By Hannah Arendt, from The Human Condition

Key Arguments

  • The space of appearance is constituted by speech and action and therefore precedes any constitutional form or government.
  • Unlike built spaces, it does not endure beyond the activities that bring it into being; it disappears with dispersal or arrest of action and speech.
  • Civilizations and empires can decline from internal decay because the public realm remains only a potential unless continually actualized by action.
  • Political communities are undermined and ultimately destroyed by loss of power and impotence; material wealth cannot compensate for this loss.
  • Power exists only in its actualization through the unity of word and deed—when words disclose realities and deeds establish relations and create new realities.

Source Quotes

The space of appearance comes into being wherever men are together in the manner of speech and action, and therefore predates and precedes all formal constitution of the public realm and the various forms of government, that is, the various forms in which the public realm can be organized. Its peculiarity is that, unlike the spaces which are the work of our hands, it does not survive the actuality of the movement which brought it into being, but disappears not only with the dispersal of men—as in the case of great catastrophes when the body politic of a people is destroyed—but with the disappearance or arrest of the activities themselves.
The space of appearance comes into being wherever men are together in the manner of speech and action, and therefore predates and precedes all formal constitution of the public realm and the various forms of government, that is, the various forms in which the public realm can be organized. Its peculiarity is that, unlike the spaces which are the work of our hands, it does not survive the actuality of the movement which brought it into being, but disappears not only with the dispersal of men—as in the case of great catastrophes when the body politic of a people is destroyed—but with the disappearance or arrest of the activities themselves. Wherever people gather together, it is potentially there, but only potentially, not necessarily and not forever.
That civilizations can rise and fall, that mighty empires and great cultures can decline and pass away without external catastrophes—and more often than not such external “causes” are preceded by a less visible internal decay that invites disaster—is due to this peculiarity of the public realm, which, because it ultimately resides on action and speech, never altogether loses its potential character. What first undermines and then kills political communities is loss of power and final impotence; and power cannot be stored up and kept in reserve for emergencies, like the instruments of violence, but exists only in its actualization. Where power is not actualized, it passes away, and history is full of examples that the greatest material riches cannot compensate for this loss.
Where power is not actualized, it passes away, and history is full of examples that the greatest material riches cannot compensate for this loss.

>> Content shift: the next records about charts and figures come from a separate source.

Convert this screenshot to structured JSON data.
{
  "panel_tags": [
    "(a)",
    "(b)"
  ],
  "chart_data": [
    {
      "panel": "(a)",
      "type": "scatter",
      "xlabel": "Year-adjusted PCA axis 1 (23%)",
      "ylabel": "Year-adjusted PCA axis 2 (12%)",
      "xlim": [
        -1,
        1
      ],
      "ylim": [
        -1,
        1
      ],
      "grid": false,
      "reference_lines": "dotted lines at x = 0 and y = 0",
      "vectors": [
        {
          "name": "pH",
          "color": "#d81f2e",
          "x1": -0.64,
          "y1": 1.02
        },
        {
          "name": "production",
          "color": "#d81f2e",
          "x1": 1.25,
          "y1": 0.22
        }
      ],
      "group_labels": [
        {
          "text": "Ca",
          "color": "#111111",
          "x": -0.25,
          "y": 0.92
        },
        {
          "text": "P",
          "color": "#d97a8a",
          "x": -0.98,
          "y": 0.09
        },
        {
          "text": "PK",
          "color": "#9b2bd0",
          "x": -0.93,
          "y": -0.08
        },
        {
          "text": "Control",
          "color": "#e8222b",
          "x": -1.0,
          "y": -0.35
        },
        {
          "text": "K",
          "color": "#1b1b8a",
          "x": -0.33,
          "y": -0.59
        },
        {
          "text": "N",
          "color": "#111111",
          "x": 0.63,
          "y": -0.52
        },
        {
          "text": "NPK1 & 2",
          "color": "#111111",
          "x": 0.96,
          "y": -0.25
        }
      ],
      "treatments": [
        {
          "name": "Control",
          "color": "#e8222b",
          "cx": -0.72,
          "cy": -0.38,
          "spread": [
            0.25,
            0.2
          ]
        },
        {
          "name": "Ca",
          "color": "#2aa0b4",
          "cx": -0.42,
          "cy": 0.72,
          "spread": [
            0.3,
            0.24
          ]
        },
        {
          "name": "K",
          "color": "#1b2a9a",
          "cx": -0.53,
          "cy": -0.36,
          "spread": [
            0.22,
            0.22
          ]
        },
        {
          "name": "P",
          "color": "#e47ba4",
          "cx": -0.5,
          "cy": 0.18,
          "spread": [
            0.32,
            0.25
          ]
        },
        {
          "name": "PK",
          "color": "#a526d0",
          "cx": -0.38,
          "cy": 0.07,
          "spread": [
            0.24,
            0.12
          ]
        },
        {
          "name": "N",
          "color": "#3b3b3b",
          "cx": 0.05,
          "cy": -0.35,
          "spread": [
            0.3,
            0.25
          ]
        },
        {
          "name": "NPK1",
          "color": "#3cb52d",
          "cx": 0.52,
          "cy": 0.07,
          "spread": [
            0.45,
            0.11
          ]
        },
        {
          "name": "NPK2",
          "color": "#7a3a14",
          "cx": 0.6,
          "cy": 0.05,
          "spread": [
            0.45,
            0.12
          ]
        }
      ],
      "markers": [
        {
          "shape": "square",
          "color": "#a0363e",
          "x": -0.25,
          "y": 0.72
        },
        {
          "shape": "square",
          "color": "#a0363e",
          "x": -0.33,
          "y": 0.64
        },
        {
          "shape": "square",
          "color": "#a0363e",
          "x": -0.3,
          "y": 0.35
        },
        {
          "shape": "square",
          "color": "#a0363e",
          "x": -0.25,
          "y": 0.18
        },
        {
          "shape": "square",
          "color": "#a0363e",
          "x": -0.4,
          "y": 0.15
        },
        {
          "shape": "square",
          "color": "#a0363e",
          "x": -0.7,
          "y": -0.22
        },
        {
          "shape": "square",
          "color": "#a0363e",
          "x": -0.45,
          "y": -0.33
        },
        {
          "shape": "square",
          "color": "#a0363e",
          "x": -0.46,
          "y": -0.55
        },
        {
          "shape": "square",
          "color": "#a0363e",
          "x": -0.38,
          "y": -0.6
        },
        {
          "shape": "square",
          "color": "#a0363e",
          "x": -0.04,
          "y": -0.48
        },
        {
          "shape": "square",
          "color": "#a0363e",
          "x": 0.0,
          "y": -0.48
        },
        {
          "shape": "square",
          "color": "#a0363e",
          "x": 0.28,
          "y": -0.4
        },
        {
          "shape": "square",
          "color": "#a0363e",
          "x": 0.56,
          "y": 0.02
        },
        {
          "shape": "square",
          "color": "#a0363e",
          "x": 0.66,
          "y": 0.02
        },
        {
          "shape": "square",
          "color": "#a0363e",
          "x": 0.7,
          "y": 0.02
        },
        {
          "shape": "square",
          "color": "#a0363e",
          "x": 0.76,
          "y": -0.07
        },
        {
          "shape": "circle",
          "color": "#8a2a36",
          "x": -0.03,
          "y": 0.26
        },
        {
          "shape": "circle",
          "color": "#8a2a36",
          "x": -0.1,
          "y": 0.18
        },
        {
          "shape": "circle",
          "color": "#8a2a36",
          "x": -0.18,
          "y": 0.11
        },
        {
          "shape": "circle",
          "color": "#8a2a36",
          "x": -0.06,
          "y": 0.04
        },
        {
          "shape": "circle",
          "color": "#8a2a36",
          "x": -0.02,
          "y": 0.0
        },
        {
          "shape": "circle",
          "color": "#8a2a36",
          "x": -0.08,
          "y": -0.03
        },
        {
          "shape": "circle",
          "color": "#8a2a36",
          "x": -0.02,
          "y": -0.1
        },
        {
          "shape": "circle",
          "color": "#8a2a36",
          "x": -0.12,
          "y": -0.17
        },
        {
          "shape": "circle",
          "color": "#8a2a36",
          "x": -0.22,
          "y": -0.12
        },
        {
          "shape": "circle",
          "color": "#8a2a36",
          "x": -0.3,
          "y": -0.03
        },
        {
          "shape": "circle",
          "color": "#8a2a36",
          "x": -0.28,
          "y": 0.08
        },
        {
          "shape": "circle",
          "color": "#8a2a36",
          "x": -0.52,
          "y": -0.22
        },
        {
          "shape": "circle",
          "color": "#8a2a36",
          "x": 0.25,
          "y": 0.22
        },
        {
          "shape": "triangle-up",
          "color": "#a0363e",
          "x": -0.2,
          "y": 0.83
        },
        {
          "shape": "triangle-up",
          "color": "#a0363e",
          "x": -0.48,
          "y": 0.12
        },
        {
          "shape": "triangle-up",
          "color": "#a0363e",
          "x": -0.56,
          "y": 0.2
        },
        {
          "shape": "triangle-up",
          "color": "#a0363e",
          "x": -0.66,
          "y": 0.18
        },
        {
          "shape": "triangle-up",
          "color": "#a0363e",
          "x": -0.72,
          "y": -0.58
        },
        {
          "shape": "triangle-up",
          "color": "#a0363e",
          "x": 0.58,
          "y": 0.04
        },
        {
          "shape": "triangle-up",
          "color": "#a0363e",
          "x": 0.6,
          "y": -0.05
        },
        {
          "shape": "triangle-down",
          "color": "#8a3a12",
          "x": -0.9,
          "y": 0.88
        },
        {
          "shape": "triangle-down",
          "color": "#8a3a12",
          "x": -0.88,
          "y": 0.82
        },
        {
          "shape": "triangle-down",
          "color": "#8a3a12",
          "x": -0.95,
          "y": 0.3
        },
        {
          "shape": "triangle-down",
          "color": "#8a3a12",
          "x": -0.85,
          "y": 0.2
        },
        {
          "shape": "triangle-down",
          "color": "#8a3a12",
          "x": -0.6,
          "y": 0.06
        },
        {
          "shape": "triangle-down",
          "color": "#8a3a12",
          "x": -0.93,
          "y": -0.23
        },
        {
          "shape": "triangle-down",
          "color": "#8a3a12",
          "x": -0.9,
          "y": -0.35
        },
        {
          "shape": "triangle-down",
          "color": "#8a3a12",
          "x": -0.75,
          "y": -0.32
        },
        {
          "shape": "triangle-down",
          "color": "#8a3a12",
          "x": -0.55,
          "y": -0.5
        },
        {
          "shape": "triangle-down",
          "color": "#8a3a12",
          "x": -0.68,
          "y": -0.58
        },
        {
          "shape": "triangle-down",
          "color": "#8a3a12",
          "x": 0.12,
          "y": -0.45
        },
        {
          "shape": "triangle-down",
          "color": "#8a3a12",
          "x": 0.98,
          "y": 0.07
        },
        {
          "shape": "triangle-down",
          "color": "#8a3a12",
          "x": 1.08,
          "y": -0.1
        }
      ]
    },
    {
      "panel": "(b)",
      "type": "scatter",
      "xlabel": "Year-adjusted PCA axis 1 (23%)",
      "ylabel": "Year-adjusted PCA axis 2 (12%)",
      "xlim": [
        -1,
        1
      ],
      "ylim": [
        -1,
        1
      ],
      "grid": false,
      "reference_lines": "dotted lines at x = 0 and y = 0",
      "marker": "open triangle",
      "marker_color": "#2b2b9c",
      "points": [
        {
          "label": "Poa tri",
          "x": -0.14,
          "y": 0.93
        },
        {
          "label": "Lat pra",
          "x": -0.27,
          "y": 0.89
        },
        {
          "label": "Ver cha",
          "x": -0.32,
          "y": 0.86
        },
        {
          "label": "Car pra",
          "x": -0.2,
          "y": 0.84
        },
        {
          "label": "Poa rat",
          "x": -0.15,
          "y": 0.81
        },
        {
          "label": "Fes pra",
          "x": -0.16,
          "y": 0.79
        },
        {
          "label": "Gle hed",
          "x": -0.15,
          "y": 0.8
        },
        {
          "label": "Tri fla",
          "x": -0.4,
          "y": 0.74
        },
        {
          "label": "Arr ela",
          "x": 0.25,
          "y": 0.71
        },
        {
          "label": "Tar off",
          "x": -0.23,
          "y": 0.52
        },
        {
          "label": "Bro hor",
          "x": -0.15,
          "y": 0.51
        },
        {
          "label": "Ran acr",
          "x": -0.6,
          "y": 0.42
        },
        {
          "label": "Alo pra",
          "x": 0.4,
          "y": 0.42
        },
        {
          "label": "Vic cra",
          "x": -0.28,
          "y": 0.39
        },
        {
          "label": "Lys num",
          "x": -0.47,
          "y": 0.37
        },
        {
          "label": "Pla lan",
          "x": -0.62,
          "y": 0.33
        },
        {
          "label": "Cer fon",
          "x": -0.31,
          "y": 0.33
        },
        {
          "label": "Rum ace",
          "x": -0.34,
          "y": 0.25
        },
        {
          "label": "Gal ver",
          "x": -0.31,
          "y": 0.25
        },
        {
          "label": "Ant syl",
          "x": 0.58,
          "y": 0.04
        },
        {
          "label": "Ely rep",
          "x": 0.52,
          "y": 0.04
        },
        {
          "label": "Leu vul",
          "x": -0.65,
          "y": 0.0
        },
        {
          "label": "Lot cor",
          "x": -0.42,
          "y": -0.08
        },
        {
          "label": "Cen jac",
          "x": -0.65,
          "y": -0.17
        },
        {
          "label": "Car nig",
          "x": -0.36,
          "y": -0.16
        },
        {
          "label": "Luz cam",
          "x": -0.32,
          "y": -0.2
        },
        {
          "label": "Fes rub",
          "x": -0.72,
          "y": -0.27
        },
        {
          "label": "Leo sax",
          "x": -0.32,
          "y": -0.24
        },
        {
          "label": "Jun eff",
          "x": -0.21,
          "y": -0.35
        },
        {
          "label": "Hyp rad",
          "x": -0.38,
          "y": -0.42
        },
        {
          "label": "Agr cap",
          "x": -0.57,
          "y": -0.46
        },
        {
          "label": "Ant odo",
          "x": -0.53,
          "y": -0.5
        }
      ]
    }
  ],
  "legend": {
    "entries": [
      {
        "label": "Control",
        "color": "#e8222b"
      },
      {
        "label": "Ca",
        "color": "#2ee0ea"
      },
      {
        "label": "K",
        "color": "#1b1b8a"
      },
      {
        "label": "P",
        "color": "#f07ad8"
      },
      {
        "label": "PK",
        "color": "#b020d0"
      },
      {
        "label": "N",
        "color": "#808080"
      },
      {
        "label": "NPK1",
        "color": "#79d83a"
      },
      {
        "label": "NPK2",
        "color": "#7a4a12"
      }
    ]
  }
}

Power is actualized only where word and deed have not parted company, where words are not empty and deeds not brutal, where words are not used to veil intentions but to disclose realities, and deeds are not used to violate and destroy but to establish relations and create new realities. Power is what keeps the public realm, the potential space of appearance between acting and speaking men, in existence.

Key Concepts

  • The space of appearance comes into being wherever men are together in the manner of speech and action, and therefore predates and precedes all formal constitution
  • it does not survive the actuality of the movement which brought it into being, but disappears
  • What first undermines and then kills political communities is loss of power and final impotence; and power cannot be stored up and kept in reserve
  • Power is actualized only where word and deed have not parted company, where words are not empty and deeds not brutal

Context

Chapter V, 28 POWER AND THE SPACE OF APPEARANCE (lines 3905–4060); opening definition of the space of appearance and its dependence on ongoing action and speech.